Canadian Wetland Classification System

The Canadian Wetland Classification System (National Wetlands Working Group 1997) is based on a hierarchical system, which includes (1) wetland class, (2) wetland form and (3) wetland type. The five wetland "classes" are differentiated by their developmental characteristics and the environment in which they exist. The five classes are: bog, fen, marsh, swamp, and shallow water. Some wetlands accumulate peat (partially-decomposed organic matter) and are called peatlands. Bogs and fens are the dominant peatland classes in Alberta, although some swamps and marshes can also accumulate peat. In contrast, shallow open water wetlands and many marshes and swamps do not accumulate peat.


Bogs are peat-covered wetlands (peatlands),   in  which the vegetation shows the effects of a high water table and a general lack of nutrients. The bog surface is often raised relative to the surrounding landscape and isolated from mineralized soil waters. The surface waters of bogs are strongly acid and the upper peat layers are generally nutrient poor. At least 40 cm of peat are present. The plant community is dominated by cushion forming Sphagnum mosses (peat mosses), ericaceous shrubs and black spruce trees.


Fens are peatlands characterized by a high water table, but with very slow internal drainage by seepage. Similar to bogs, the surface water in fens is also generally nutrient poor and the peat layer is at least 40 cm thick. The vegetation in fens usually reflects the water quality and quantity available, resulting in three basic types: graminoid fens without trees or shrubs, shrub fens, and treed fens. Dominant plants include black spruce, tamarack, sedges, grasses, and various mosses.

Marshes are wetlands that are periodically inundated by standing or slowly moving water and hence are rich in nutrients. Marshes are mainly wet, mineral-soil areas, but shallow, well-decomposed peat may be present. Marshes are subject to a gravitational water table, but water remains within the rooting zone of plants for most of the growing season. They are characterized by an emergent vegetation of reeds, rushes or sedges and the absence of woody vegetation.

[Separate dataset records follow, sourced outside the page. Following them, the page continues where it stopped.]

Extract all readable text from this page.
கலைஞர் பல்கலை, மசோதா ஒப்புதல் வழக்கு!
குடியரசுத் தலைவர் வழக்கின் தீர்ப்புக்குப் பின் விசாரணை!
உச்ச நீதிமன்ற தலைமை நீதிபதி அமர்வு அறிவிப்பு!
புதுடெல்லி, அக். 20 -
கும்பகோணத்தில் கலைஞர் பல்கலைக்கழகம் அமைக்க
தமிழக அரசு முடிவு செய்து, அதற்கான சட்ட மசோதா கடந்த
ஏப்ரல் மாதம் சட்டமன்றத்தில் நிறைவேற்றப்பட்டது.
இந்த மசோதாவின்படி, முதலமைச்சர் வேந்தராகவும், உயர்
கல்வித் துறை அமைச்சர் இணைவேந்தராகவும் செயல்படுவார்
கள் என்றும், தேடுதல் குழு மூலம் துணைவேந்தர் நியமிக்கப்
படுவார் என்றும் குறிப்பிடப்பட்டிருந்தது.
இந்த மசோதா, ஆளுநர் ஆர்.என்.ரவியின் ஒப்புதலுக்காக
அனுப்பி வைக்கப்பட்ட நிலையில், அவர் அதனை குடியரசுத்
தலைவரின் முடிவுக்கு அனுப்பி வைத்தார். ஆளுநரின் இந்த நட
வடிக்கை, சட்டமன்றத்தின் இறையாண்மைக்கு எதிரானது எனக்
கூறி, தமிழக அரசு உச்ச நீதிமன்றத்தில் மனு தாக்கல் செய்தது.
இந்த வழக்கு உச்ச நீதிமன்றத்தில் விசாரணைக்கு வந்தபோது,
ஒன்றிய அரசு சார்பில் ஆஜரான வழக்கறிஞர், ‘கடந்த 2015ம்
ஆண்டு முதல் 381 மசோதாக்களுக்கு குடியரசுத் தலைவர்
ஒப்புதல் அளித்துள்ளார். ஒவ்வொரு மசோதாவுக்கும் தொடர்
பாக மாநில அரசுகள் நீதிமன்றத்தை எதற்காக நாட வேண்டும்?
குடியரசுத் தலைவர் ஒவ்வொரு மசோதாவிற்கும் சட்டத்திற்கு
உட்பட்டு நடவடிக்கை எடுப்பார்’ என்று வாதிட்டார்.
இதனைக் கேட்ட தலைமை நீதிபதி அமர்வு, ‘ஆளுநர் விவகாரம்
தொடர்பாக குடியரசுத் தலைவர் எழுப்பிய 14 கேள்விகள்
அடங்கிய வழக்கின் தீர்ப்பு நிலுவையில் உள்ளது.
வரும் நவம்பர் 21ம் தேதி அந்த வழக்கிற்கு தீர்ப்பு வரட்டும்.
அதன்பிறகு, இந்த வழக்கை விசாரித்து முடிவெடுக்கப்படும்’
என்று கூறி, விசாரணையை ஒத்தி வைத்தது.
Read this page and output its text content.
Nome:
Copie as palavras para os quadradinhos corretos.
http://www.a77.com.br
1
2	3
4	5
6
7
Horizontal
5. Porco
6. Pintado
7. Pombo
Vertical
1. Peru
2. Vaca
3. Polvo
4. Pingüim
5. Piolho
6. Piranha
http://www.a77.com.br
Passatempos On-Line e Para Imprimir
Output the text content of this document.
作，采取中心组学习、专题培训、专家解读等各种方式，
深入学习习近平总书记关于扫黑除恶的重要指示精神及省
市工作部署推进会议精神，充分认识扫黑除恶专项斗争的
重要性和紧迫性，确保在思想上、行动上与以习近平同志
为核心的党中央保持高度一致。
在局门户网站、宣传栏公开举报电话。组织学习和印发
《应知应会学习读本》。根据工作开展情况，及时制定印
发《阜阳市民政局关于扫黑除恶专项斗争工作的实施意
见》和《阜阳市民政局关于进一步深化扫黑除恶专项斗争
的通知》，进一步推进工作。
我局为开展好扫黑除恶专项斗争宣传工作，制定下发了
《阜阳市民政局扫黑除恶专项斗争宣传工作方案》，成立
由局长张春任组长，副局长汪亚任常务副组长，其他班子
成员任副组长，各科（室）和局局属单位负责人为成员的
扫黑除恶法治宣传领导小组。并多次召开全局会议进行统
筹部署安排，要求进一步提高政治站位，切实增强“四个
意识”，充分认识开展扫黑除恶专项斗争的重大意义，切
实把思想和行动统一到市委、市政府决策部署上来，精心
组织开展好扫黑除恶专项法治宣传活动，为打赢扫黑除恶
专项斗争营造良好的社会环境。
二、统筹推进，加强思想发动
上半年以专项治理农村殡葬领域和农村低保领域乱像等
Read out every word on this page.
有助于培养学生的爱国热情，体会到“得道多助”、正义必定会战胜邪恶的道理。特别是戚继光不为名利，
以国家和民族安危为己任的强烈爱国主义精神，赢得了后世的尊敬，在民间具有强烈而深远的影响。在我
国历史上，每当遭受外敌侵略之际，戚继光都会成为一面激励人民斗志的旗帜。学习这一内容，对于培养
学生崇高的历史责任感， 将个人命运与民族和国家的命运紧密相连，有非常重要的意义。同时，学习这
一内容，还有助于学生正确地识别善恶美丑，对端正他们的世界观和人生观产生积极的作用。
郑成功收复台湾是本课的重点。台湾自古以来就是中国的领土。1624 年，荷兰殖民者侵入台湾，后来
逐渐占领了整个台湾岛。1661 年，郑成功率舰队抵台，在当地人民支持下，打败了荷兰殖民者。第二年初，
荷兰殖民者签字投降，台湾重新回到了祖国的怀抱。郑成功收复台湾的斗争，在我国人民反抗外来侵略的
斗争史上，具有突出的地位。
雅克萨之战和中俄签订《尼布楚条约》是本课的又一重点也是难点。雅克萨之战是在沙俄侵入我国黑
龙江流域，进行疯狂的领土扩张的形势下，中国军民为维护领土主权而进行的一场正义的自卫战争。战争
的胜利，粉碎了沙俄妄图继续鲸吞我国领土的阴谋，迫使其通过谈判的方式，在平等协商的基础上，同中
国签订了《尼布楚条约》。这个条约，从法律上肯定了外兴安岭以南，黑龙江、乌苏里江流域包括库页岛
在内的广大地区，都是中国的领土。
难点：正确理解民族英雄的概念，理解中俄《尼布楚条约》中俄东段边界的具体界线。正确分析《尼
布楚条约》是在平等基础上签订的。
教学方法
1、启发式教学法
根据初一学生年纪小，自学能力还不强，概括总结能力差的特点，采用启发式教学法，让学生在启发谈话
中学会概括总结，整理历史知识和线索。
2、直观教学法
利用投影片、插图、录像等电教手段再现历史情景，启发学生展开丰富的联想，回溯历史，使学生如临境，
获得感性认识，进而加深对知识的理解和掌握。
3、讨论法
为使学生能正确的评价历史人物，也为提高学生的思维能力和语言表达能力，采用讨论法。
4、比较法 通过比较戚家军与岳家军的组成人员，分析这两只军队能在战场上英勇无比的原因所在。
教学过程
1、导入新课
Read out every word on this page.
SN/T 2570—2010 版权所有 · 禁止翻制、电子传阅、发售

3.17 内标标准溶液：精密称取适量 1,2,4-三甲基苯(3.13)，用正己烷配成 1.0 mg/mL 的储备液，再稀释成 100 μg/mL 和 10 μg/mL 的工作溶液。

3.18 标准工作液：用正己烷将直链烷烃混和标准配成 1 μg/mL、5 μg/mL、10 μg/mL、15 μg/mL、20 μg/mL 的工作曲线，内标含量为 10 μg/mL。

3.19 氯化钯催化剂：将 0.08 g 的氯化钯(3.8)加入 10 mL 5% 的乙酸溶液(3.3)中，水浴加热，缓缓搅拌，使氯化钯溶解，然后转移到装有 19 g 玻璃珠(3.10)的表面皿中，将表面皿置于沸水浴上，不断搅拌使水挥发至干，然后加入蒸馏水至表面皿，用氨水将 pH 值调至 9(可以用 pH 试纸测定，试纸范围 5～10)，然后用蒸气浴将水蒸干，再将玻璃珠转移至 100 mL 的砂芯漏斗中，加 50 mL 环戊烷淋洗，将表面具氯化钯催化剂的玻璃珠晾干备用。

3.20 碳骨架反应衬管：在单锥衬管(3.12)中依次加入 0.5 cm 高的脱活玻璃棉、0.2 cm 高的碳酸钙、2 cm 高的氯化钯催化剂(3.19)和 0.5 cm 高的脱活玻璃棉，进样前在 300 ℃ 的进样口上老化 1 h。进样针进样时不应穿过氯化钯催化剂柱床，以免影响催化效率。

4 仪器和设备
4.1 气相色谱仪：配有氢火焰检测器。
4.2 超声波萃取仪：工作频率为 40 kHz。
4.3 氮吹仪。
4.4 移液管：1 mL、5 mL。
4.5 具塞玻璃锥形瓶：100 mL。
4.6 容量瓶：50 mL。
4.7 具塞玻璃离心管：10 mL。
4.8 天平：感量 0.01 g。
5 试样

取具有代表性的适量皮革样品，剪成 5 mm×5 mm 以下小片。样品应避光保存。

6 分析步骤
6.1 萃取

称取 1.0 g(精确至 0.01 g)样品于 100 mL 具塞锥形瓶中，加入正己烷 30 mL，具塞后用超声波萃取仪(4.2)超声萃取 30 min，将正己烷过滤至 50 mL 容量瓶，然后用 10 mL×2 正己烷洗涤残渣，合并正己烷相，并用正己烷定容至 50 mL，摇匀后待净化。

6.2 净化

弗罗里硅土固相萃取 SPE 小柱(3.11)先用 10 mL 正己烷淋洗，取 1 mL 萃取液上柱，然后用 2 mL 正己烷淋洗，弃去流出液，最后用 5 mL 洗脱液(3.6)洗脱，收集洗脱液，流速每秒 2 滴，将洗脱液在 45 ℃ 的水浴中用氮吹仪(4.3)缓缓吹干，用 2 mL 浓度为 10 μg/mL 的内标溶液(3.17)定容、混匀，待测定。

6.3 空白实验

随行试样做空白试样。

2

Swamps are wetlands where standing or gently moving waters occur seasonally or persist for long periods, leaving the subsurface continuously waterlogged. The water may also be present as a subsurface flow of mineralized water. The water table may drop seasonally below the rooting zone of the vegetation, creating aerated conditions at the surface. Their substrate consists of mixtures of mineral and organic materials, and peat deposited may be present. The vegetation may consist of dense coniferous or deciduous forest, or tall shrub thickets.



Shallow open water wetlands, also known as ponds or sloughs, are relatively small bodies of standing water, representing a transition stage between lakes and marshes. The surface waters impart an open aspect, free of emergent vegetation, but floating, rooted, aquatic macrophytes may be present. The depth of water is usually less than 2 m in mid-summer.

 These five wetland classes can be further recognized by their "form" based on surface, water, and underlying mineral soil characteristics. The class/form combinations can be further described by their "type" based on the vegetation communities associated with them. A more detailed description of the five wetland classes along with their forms and types can be found in:

National Wetlands Working Group. 1997. The Canadian Wetland Classification System, 2nd Edition. Warner, B.G. and C.D.A. Rubec (eds.), Wetlands Research Centre, University of Waterloo, Waterloo, ON, Canada. 68 p.